Archive for października 2010

Joe Bonamassa


Podobno w Polsce panuje Bonmassomania. Fani bezgranicznie uwielbiają tego gitarowego magika. A on spokojnie robi swoje i czaruje muzyką.

Koncert odbył się w Palladium i chociaż byłem na nim tylko kilkanaście minut (bo szybko zbierałem się na show, które dawała Apocalyptica w Stodole) to Joe zdążył i mnie zahipnotyzować. Bezbłędny wirtuoz gitary, wspaniały kompozytor.

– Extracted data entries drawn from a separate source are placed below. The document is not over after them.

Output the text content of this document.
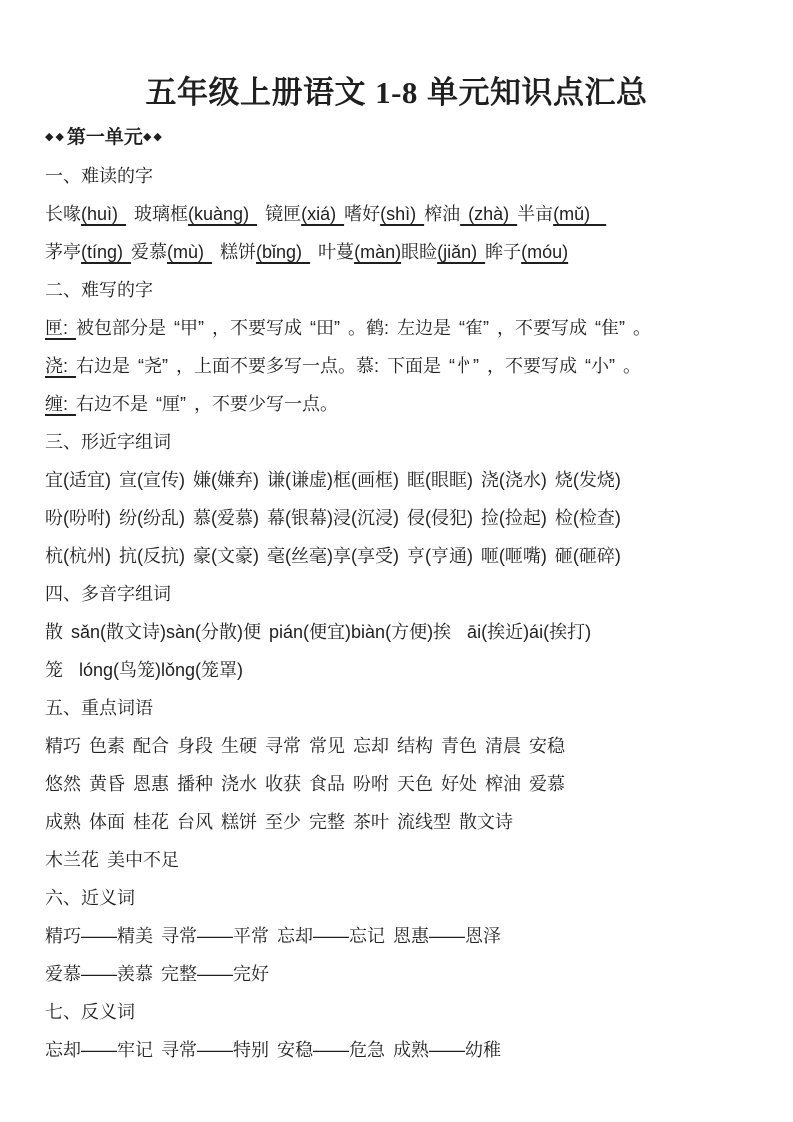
五年级上册语文 1-8 单元知识点汇总
◆◆第一单元◆◆
一、难读的字
长喙(huì)  玻璃框(kuàng)  镜匣(xiá) 嗜好(shì) 榨油 (zhà) 半亩(mǔ)
茅亭(tíng) 爱慕(mù)  糕饼(bǐng)  叶蔓(màn)眼睑(jiǎn) 眸子(móu)
二、难写的字
匣: 被包部分是 “甲” ，不要写成 “田” 。鹤: 左边是 “隺” ，不要写成 “隹” 。
浇: 右边是 “尧” ，上面不要多写一点。慕: 下面是 “㣺” ，不要写成 “小” 。
缠: 右边不是 “厘” ，不要少写一点。
三、形近字组词
宜(适宜) 宣(宣传) 嫌(嫌弃) 谦(谦虚)框(画框) 眶(眼眶) 浇(浇水) 烧(发烧)
吩(吩咐) 纷(纷乱) 慕(爱慕) 幕(银幕)浸(沉浸) 侵(侵犯) 捡(捡起) 检(检查)
杭(杭州) 抗(反抗) 豪(文豪) 毫(丝毫)享(享受) 亨(亨通) 咂(咂嘴) 砸(砸碎)
四、多音字组词
散 sǎn(散文诗)sàn(分散)便 pián(便宜)biàn(方便)挨  āi(挨近)ái(挨打)
笼  lóng(鸟笼)lǒng(笼罩)
五、重点词语
精巧 色素 配合 身段 生硬 寻常 常见 忘却 结构 青色 清晨 安稳
悠然 黄昏 恩惠 播种 浇水 收获 食品 吩咐 天色 好处 榨油 爱慕
成熟 体面 桂花 台风 糕饼 至少 完整 茶叶 流线型 散文诗
木兰花 美中不足
六、近义词
精巧——精美 寻常——平常 忘却——忘记 恩惠——恩泽
爱慕——羡慕 完整——完好
七、反义词
忘却——牢记 寻常——特别 安稳——危急 成熟——幼稚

Więcej zdjęć tradycyjnie na IRJ.pl.

Kto: Joe Bonamassa
Kiedy: 25 października 2010
Gdzie: Palladium (Warszawa)
wtorek, 26 października 2010
Posted by Cochise

Apocalyptica


Zaczynali 16 lat temu z płytą tributem dla Metalliki. Teraz są jednym z najlepszych zespołów na świecie. W Stodole zagrali piękny i hipnotyzujący koncert.

A mowa o zespole Apocalyptica, który wystąpił 25 października w stołecznym klubie Stodoła. Bez dwóch zdań był to jeden z najlepszych koncertów tego roku. Wspaniałe świetlne show, genialna i perfekcyjnie zagrana muzyka zostały podane na drewnianych i ociekających perfekcjonizmem wiolonczelach. A wszystko doprawione ekspresją muzyków i wspaniałą publicznością.

Grali raczej standardowo. Nie odpuścili "Masterowi" i "Seek and destroy" Metalliki, wolniejszym "Bittersweet" i "Beautifull".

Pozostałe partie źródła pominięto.